Saddam and Osama: The Match-up

ByABC News
August 13, 2002, 12:42 PM

Aug. 15 -- Osama bin Laden and Saddam Hussein are now closer than they have ever been before at least in the public imagination.

As the White House adjusts its focus from the war on terror towards a potential war on Iraq, these two men have emerged with a common distinction. They are the men most wanted by the leader of the most powerful nation in the world.

But this pair has much more in common than their willingness to stand in the face of the world's sole superpower. Their personal histories and political situations show some distinct parallels.

It is their contrasts though, that may point to who should be the priority for the current administration and who will be the bigger political prize.

Bin Laden, of course, is the alleged terrorist mastermind whose al Qaeda organization has killed thousands of Americans. Shortly after the Sept. 11 attacks, Bush said of bin Laden: "There is an old poster out West. As I recall it said: 'Wanted, Dead or Alive.'"

Saddam Hussein is the president of Iraq who invaded neighboring Kuwait a decade ago drawing a previous president, the current president's father, into the Persian Gulf War. He has also been accused of developing weapons of mass destruction.

The president said in April, "the policy of my government is to remove Saddam and that all options are on the table."

Commonalities of Fugitives

The biggest similarities between bin Laden and Saddam is their wanted status and their ability to maintain relatively public profiles.

Saddam, under the aegis of his own state, has continually taunted and refused Washington. In a nationally televised speech on Aug. 8, he said "the forces of evil will carry their coffins on their backs to die in disgraceful failure."

Bin Laden, in hiding, still managed to issue several videotaped messages to Arabic satellite broadcaster al-Jazeera in the months after U.S. forces took control of his former sponsor state of Afghanistan. However, it has been some months since the last tape aired which has prompted speculation that he has been killed or seriously wounded.

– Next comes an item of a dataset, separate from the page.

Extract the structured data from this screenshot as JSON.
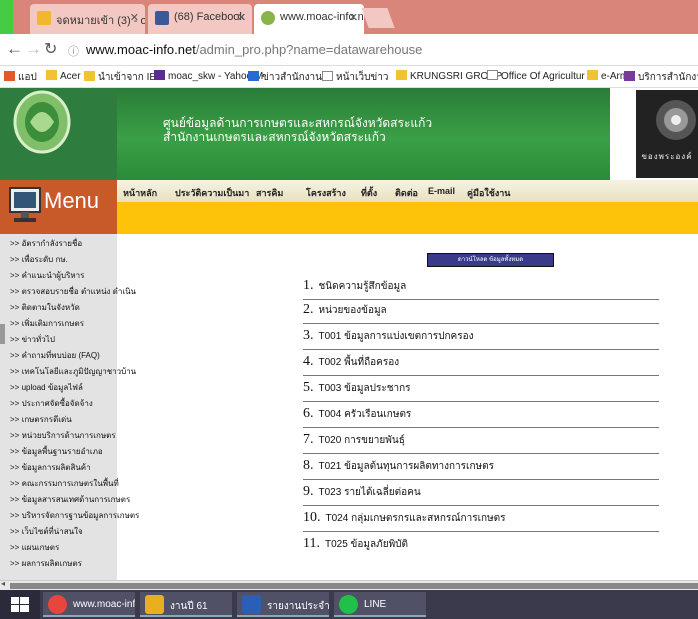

Knowing how badly Bush and other Western leaders want them dead, both men maintain a rigid security pattern aimed at confusing those who may be watching.

Before meeting Saddam for rare private talks last week, British parliamentarian George Galloway was driven around Baghdad for an hour, in a car with blacked out windows. He then met the Iraqi leader in a bunker that was so deep underground, his ears popped on the way down.

ABCNEWS' correspondent John Miller, one of the few Western journalists to meet bin Laden, said he was subjected to similar scrutiny when he interviewed him in 1998.